На маленьком пространстве воцаряется тишина, и обычно я была бы благодарна за это, но прямо сейчас я бы отдала все, чтобы заглушить свои скачущие мысли. В моей голове все перепуталось, паутина замешательства из-за того, как приятно трахаться с ним, насколько он изменился здесь, теория, которая у меня была, была настолько неверной, и план, который я начала предварительно формировать, когда поняла, что мы забираем оружие глубоко в лес.
Это мой шанс сбежать. Я не знаю, как именно, по крайней мере, я не знаю, как после того, как я прошла мимо Николая. Однажды я уже убежала в лес и узнала из первых рук, как трудно будет найти выход. Сбежать. Но я не могу просто так это оставить. Я не могу просто сдаться и позволить посадить себя в клетку. Кто-нибудь скоро будет искать меня, если я добьюсь успеха, а у меня нет ни документов, ни денег, ни чего-либо еще. Если я вернусь в хижину, я могу найти немного денег в вещах Николая. Мне почти наверняка придется рискнуть. Но без удостоверения личности я никуда не смогу купить билет. Ни на самолет, ни на поезд, ни на что другое. Я не смогу даже арендовать автомобиль.
Я разберусь с этим, тихо говорю я себе, сидя там и наблюдая за снежным простором за нами с Николаем. Моя винтовка рядом, в пределах досягаемости, и я нервно дышу, ожидая момента, когда Николай наконец увидит оленя, медленно бредущего по снегу. Что-то сжимается у меня в груди. Это выглядит так невинно, так мирно. Оно ничего не сделал, чтобы заслужить это. На него охотятся, и он даже не знает об этом.

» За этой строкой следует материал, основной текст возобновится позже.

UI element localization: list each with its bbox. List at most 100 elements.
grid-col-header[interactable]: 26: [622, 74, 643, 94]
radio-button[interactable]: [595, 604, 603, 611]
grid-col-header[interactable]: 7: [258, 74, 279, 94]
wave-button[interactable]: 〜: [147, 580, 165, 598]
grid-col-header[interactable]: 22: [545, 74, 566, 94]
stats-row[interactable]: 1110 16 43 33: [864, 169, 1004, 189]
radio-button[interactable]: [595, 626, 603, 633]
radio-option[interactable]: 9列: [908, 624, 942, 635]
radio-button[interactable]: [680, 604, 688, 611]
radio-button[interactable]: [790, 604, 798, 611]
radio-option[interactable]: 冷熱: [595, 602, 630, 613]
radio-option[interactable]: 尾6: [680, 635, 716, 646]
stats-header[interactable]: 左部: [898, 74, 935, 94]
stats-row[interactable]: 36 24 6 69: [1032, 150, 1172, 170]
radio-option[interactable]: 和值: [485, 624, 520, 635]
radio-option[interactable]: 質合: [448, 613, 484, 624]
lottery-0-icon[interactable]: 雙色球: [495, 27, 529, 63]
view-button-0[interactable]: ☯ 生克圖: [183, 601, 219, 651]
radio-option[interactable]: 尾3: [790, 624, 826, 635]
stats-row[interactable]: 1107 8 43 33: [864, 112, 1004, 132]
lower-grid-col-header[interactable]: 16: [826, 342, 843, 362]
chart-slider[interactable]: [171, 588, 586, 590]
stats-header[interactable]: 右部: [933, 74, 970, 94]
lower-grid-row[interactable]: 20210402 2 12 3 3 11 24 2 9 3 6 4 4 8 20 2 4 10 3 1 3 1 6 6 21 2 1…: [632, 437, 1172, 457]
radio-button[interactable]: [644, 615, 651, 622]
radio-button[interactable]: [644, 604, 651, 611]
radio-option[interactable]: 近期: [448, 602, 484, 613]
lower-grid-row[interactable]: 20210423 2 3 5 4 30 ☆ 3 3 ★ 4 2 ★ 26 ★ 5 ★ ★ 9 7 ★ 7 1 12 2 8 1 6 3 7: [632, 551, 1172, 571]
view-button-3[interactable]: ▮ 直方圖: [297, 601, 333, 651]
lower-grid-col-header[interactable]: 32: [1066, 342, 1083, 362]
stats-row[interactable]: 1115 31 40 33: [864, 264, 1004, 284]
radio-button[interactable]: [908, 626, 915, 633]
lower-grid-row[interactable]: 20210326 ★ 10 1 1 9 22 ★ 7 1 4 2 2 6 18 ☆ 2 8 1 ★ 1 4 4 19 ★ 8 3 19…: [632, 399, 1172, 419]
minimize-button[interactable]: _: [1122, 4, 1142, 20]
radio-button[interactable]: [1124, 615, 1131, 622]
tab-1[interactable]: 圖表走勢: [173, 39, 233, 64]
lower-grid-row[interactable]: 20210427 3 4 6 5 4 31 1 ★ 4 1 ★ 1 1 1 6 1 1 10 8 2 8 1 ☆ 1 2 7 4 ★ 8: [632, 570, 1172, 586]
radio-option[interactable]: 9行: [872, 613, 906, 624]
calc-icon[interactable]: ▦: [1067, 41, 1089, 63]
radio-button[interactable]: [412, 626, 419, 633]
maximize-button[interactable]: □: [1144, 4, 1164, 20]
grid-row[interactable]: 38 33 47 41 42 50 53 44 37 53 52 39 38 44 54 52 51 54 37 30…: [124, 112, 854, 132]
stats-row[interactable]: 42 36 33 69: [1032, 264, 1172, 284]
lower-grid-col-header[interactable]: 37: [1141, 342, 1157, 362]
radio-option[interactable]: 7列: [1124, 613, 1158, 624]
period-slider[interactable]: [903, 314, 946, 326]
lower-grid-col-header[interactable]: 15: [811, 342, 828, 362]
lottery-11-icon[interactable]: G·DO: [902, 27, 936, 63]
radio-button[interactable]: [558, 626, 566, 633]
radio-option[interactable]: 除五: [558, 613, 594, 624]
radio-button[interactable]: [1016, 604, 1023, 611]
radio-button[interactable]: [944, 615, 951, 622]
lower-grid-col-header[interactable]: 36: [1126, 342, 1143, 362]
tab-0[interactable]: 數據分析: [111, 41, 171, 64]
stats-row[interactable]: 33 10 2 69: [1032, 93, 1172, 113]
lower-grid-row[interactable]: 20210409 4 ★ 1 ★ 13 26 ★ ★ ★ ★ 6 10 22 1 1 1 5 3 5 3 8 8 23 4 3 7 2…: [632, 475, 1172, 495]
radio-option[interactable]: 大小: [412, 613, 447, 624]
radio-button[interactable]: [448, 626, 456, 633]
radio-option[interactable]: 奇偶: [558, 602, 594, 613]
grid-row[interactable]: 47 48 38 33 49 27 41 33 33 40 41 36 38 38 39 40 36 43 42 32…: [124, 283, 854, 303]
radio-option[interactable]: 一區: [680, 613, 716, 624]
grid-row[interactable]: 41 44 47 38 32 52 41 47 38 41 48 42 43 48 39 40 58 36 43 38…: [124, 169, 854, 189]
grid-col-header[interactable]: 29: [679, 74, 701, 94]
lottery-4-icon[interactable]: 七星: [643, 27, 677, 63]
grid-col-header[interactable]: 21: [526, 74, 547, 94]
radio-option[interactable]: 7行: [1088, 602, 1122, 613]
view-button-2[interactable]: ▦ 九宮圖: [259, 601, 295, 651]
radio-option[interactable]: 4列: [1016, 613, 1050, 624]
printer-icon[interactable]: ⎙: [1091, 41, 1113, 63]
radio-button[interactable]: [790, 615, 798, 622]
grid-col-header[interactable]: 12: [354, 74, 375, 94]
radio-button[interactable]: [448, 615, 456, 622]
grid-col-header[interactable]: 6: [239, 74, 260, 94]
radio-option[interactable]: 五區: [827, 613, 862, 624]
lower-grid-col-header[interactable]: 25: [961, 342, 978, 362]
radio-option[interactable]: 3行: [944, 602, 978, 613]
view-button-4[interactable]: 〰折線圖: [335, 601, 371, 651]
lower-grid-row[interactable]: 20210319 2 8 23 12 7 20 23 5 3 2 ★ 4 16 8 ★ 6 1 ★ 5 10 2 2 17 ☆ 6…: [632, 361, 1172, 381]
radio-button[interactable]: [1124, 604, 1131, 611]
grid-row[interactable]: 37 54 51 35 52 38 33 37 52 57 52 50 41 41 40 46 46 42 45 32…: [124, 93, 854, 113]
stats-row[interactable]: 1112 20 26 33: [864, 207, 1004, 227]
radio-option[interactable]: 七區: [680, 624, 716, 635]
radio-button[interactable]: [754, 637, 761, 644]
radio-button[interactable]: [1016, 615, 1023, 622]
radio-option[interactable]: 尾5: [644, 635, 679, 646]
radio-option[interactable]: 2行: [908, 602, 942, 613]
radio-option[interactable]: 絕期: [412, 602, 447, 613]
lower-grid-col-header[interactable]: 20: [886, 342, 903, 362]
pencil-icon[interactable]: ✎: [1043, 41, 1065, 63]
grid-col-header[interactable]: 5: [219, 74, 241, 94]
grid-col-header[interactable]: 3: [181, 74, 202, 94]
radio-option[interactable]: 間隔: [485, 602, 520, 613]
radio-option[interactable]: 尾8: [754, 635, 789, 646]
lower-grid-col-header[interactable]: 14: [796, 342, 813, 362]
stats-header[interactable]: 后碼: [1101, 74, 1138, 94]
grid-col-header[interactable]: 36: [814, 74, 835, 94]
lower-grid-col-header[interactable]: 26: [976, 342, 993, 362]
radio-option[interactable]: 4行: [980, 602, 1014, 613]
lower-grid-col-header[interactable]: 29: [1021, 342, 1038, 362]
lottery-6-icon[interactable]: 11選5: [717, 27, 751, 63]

Я хочу схватить Николая за руку и сказать ему остановиться. Но мне нужно, чтобы он отвлекся. Мне нужно убежать больше, чем оленю. Поэтому я не двигаюсь. Я не говорю. Я ничего не предпринимаю, пока не вижу, как его палец нажимает на спусковой крючок, раздается эхо выстрела, и я понятия не имею, выстрелил он или нет, потому что я уже хватаюсь за свой собственную винтовку.
— Черт! — Восклицает Николай, но в его голосе нет злости. — Это был чертовски удачный выстрел. Послушай, зайчонок…
Его голос затихает, когда он поворачивается и видит, что моя винтовка направлена прямо на него.
НИКОЛАЙ
На мгновение я не могу поверить в то, что я, блядь, вижу.
Моя милая, невинная жена, Лиллиана Васильева-Нарокова, держит меня на гребаной мушке. Она держит винтовку, направленную мне в грудь, и, хотя я совсем не уверен в ее способности эффективно обращаться с этой штукой, я думаю, что с такого расстояния было бы трудно промахнуться.